Speaking of my daughter, she and I have gotten closer too. I think the cancer and surgery had a lot to do with it. Also her growing up and getting married and realizing that I have always done my best to give her space and time to lead her own life probably did too. I survived cancer with her in mind. My mother died when I was the age that my daughter is now. I didn’t want to put her through that hell when her life is just getting into the right groove. I’m still here and kicking and I got to see her marry a pretty great guy because of that. She and I have been through a lot, but we both survived my ex, and I survived cancer, and now we both get to do more than just survive. I get to live and see my daughter grow up and turn into the woman that I raised her to be, and she gets to have a mom that she knows loves her no matter what.

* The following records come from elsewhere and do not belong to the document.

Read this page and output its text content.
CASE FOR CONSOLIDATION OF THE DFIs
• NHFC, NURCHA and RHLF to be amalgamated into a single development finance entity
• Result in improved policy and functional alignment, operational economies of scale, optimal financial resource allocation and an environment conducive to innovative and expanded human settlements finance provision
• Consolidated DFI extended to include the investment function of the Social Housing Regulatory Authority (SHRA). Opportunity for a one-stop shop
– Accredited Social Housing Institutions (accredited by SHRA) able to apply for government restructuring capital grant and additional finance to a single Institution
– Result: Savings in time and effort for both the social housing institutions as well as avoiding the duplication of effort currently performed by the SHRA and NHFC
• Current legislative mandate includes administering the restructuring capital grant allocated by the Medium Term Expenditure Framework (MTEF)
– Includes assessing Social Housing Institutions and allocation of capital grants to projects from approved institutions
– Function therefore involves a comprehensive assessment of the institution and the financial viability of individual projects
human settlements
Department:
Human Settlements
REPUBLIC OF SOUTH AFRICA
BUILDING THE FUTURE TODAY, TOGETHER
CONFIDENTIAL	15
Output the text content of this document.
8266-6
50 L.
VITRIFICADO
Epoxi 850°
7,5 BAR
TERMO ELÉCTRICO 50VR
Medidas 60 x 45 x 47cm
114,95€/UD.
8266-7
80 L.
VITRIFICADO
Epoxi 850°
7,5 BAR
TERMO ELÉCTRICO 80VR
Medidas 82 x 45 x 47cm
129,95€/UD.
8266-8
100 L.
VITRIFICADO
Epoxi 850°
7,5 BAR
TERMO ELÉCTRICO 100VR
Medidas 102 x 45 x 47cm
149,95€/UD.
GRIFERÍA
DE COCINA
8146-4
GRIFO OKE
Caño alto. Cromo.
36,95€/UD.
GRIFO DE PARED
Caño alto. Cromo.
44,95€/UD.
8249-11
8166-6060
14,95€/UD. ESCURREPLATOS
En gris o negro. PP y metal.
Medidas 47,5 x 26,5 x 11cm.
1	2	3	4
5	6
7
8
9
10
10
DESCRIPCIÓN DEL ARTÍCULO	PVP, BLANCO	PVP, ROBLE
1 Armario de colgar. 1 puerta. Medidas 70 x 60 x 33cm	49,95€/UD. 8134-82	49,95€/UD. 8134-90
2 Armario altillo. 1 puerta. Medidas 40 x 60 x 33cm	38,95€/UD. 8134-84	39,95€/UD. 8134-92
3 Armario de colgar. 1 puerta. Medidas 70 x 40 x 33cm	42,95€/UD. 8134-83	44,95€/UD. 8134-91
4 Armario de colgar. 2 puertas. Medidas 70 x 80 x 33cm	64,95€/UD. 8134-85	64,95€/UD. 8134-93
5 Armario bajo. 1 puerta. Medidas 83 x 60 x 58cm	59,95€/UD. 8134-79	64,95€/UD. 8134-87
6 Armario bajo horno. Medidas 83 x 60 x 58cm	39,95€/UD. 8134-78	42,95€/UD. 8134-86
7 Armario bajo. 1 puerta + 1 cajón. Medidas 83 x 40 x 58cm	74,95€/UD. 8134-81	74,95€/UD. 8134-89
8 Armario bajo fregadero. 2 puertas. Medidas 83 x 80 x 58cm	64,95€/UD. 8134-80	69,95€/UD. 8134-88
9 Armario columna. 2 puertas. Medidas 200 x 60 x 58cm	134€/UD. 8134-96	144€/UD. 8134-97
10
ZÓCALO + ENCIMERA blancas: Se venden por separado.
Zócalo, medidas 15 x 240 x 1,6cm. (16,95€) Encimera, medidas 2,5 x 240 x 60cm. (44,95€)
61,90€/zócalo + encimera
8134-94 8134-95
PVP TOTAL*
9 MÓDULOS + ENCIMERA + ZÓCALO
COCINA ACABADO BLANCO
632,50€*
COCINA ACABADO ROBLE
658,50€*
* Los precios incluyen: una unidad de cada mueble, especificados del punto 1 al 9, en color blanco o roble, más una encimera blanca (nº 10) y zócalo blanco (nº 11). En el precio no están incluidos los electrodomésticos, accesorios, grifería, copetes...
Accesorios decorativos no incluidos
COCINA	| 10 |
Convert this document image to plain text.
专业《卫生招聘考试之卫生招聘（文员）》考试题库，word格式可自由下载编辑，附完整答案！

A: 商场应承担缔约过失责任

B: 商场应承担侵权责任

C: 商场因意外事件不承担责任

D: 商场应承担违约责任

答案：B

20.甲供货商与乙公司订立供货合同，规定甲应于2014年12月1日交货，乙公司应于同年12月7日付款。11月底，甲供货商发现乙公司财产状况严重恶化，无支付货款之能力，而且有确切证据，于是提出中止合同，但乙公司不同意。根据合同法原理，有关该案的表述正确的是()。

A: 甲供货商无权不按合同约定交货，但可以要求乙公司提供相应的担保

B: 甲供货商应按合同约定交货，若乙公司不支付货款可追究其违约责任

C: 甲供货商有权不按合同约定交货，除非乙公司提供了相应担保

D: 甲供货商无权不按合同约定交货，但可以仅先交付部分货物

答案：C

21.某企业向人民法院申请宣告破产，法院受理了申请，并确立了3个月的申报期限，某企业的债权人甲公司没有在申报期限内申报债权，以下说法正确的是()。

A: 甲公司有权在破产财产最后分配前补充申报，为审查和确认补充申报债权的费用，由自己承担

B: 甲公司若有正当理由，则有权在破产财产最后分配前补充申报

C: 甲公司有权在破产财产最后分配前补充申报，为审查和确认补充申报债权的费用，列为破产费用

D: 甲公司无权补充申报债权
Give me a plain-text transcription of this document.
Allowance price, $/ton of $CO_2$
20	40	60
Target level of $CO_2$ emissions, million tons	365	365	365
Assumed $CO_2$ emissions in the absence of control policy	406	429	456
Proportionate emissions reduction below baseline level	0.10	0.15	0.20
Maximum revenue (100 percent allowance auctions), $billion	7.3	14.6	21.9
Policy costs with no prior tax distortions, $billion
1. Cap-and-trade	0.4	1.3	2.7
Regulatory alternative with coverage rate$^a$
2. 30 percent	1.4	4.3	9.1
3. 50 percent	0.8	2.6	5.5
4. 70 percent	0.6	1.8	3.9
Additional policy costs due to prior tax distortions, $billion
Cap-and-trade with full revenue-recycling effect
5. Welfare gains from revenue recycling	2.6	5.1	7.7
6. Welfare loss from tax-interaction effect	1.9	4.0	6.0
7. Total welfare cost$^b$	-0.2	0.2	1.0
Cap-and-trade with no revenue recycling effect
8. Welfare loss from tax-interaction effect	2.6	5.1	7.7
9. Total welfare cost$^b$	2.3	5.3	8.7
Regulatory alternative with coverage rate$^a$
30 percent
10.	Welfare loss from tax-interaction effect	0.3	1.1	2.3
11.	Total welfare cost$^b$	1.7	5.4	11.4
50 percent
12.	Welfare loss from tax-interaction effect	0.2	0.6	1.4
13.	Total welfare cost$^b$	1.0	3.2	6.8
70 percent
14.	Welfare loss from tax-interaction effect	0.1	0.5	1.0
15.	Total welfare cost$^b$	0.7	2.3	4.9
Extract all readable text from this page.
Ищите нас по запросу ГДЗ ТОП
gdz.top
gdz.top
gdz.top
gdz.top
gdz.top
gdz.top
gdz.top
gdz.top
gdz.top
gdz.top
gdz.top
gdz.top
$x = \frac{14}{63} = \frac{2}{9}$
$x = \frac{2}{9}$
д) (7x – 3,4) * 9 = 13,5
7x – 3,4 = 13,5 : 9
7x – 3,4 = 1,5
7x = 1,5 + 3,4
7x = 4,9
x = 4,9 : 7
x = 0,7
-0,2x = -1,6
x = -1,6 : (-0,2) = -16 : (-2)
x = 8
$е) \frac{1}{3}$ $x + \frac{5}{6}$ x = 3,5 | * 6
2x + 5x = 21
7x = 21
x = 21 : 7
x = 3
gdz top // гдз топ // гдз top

So that was lesson number one from cancer. I am surrounded by so much love. Love that is stronger than any miscreant cells that were trying to kill me. When I really open myself up to the love that is there, I am humbled. I am energized too. The singular most powerful force in this universe surrounded me in the guise of my friends and family, and with that kind of positive energy, there was no way that I wasn’t going to be just fine.
If cancer had to come into my life, if there was a purpose for it, I believe that realizing how much love I have was a big part of the lesson that it was there to teach.
There was one other very large lesson that I learned. I’ll write about it tomorrow.